Prosecutors issued charges against him earlier this year after a fellow biker told them that Yektaparast had shot a member of their gang whom he believed was a police mole.

The gang then sawed their victim's body into small pieces, encased it in cement and threw the remains into the Rhine river, the witness confessed.

Yektaparast has been living in Tehran since at least September 2021, but has insisted on social media that he is not on the run but is merely “on holiday.”

An Instagram account belonging to a Ramin Yektaparast shows a strongly built man in his mid-thirties riding motorbikes and driving Lamborghini sports cars.
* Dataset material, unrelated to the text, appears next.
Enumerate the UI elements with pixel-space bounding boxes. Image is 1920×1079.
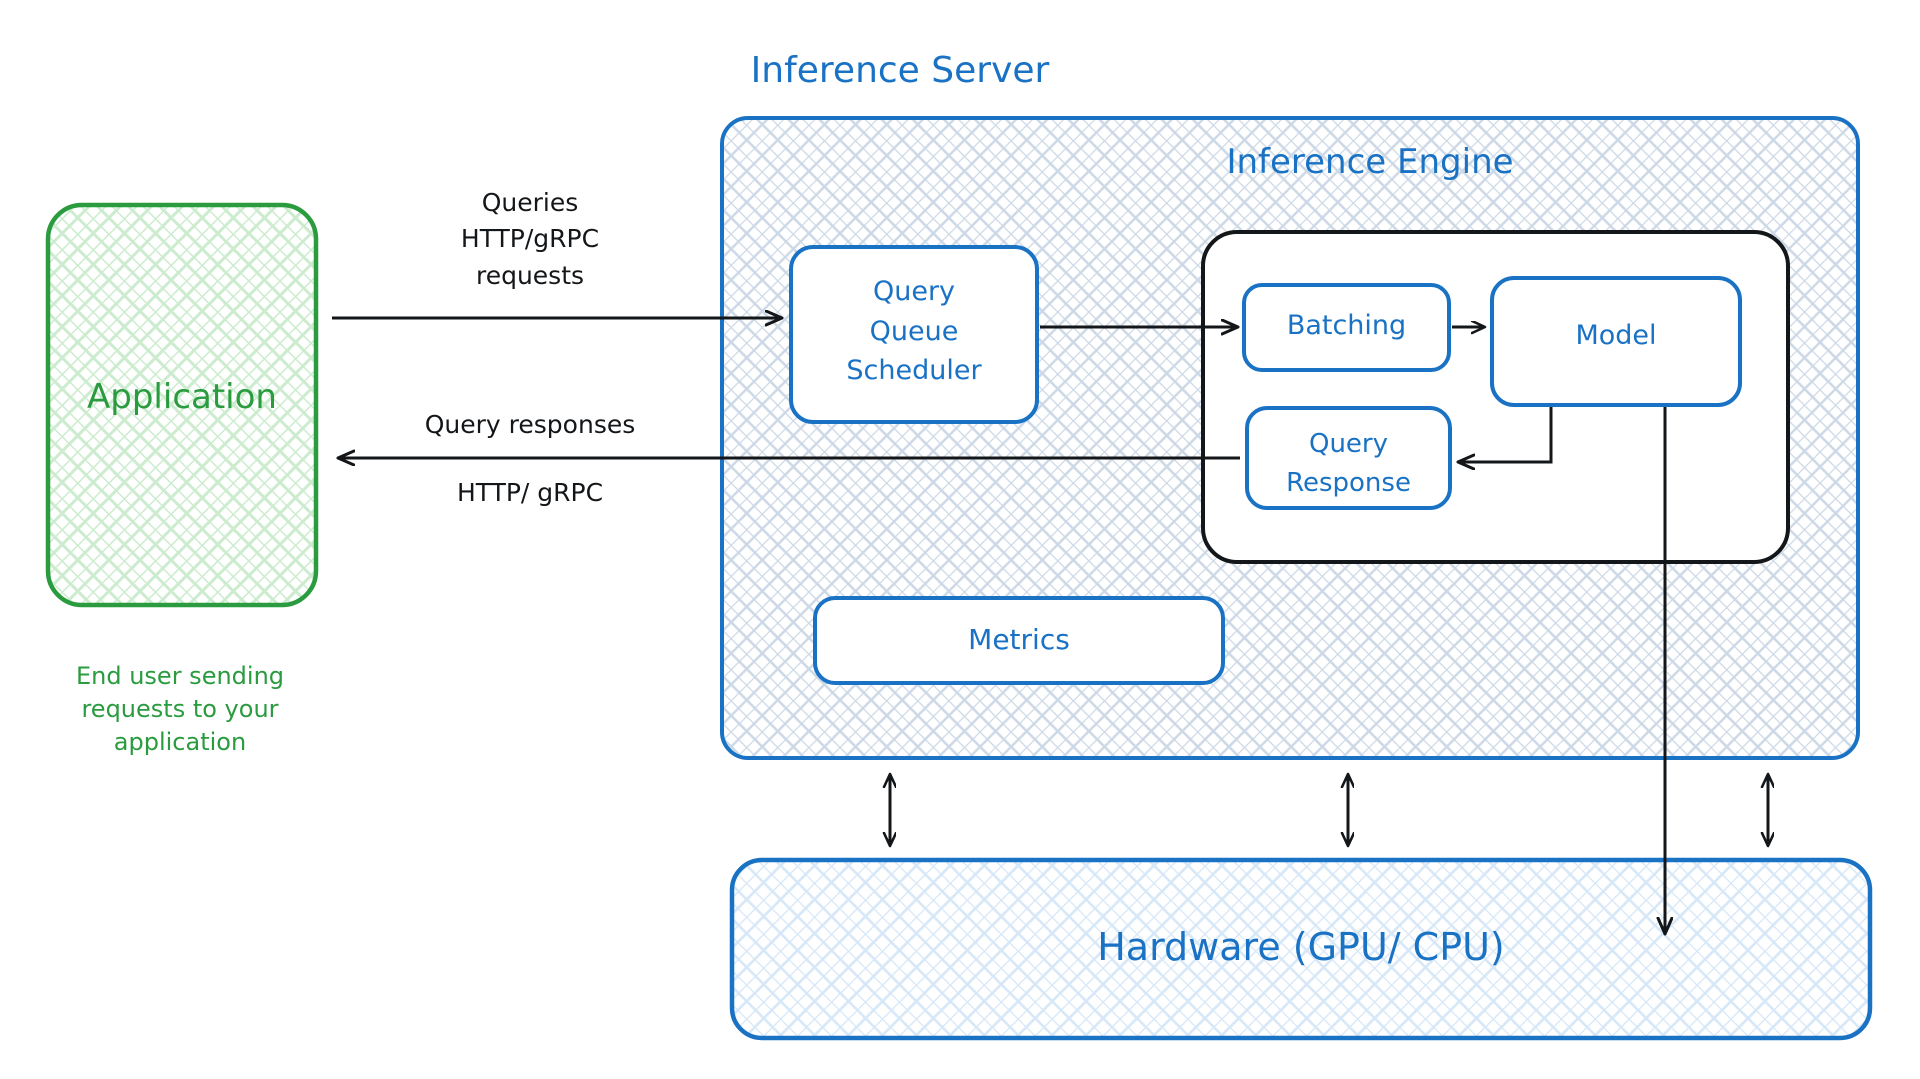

Instagram pictures from the account of Ramin Yektaparast
Instagram pictures from the account of Ramin Yektaparast
Instagram story from the account of Ramin Yektaparast
Instagram story from the account of Ramin Yektaparast

In a sign that authorities are concerned that the group could be planning further attacks, police in the state of North Rhine-Westphalia have increased security measures around Jewish buildings.
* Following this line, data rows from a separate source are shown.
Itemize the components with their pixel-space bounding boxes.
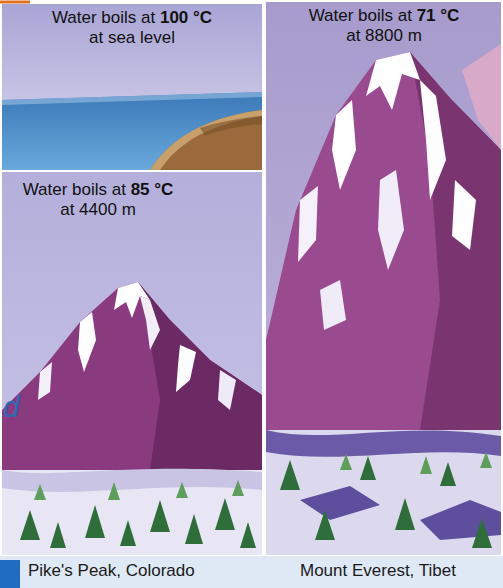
scene-panel: Water boils at 100 °C at sea level [2,0,262,170]
pikes-peak-scene [2,172,262,555]
scene-panel: Water boils at 71 °C at 8800 mMount Ever… [266,0,501,555]
caption-bar [0,556,503,588]
text-fragment: d [3,392,20,422]
blue-marker [0,560,20,588]
orange-rule [0,1,30,4]
boiling-point-label: Water boils at 100 °C at sea level [48,8,216,48]
boiling-point-label: Water boils at 71 °C at 8800 m [300,6,468,46]
location-caption: Pike's Peak, Colorado [28,561,195,581]
scene-panel: Water boils at 85 °C at 4400 mPike's Pea… [2,172,262,555]
everest-scene [266,2,501,555]
boiling-point-label: Water boils at 85 °C at 4400 m [14,180,182,220]
location-caption: Mount Everest, Tibet [300,561,456,581]
sea-level-scene [2,4,262,170]
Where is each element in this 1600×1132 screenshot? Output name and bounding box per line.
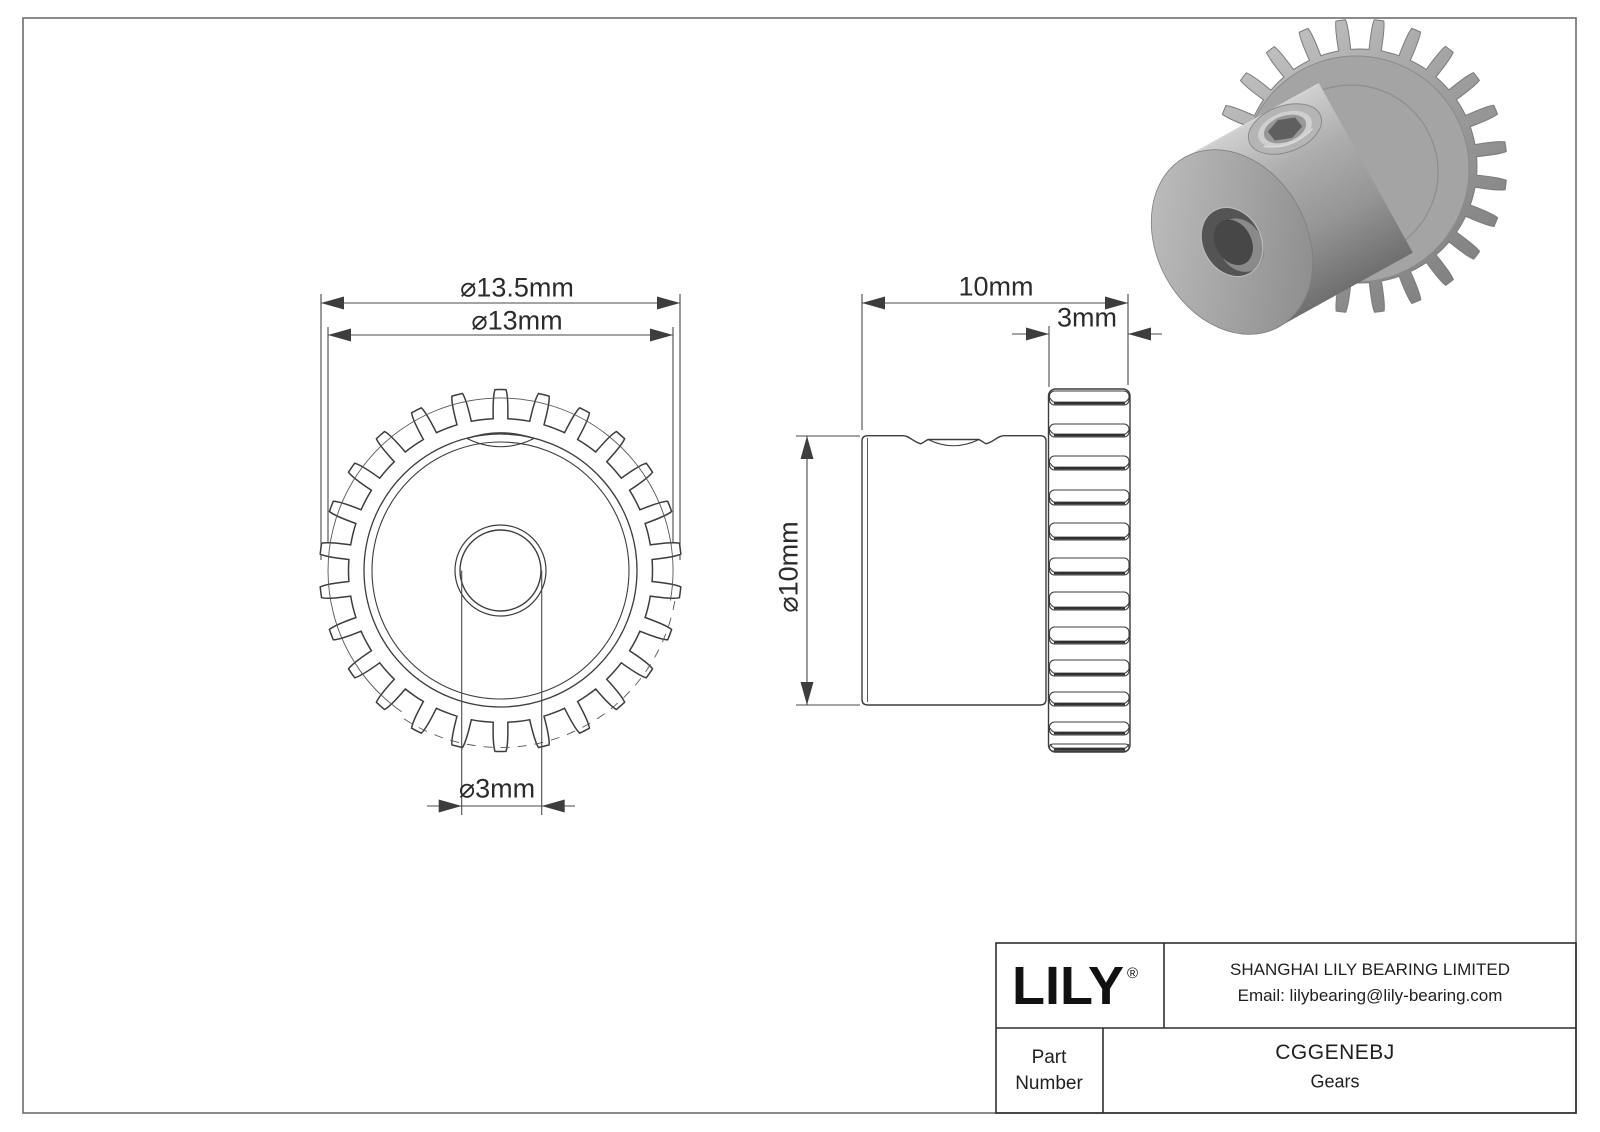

Officers guarding the buildings are now equipped with semi-automatic guns and wear bulletproof vests.

The group also reportedly tried to spy on the head of Germany's Central Jewish Council, Josef Schuster.

Anti-Semitism on the rise

German intelligence agencies have recently warned that anti-Semitism has become more pronounced among extremist groups.

One of the worst acts of anti-Semitic violence in Germany since the war took place in the town of Halle in 2019, where a Right-wing extremist live-streamed his armed assault on a synagogue.

He was unable to enter the locked building but killed two people outside.

Meanwhile, in Iran the country's ultra-conservative president, Ebrahim Raisi, has travelled to the Kurdistan province to try to calm the unrest that has gripped the region since the early autumn.

Speaking in the town of Sanandaj on Thursday, Ebrahim Raisi placed the blame for the protests on foreign "enemies" but said that the country's Kurdish minority would "foil their plans".

"People are facing economic and social problems, but they know how to face the enemy with their solidarity," he said.

The Kurdish region has been the centre of protests after Mahsa Amini, a 22-year-old woman from the region, died in police custody in September.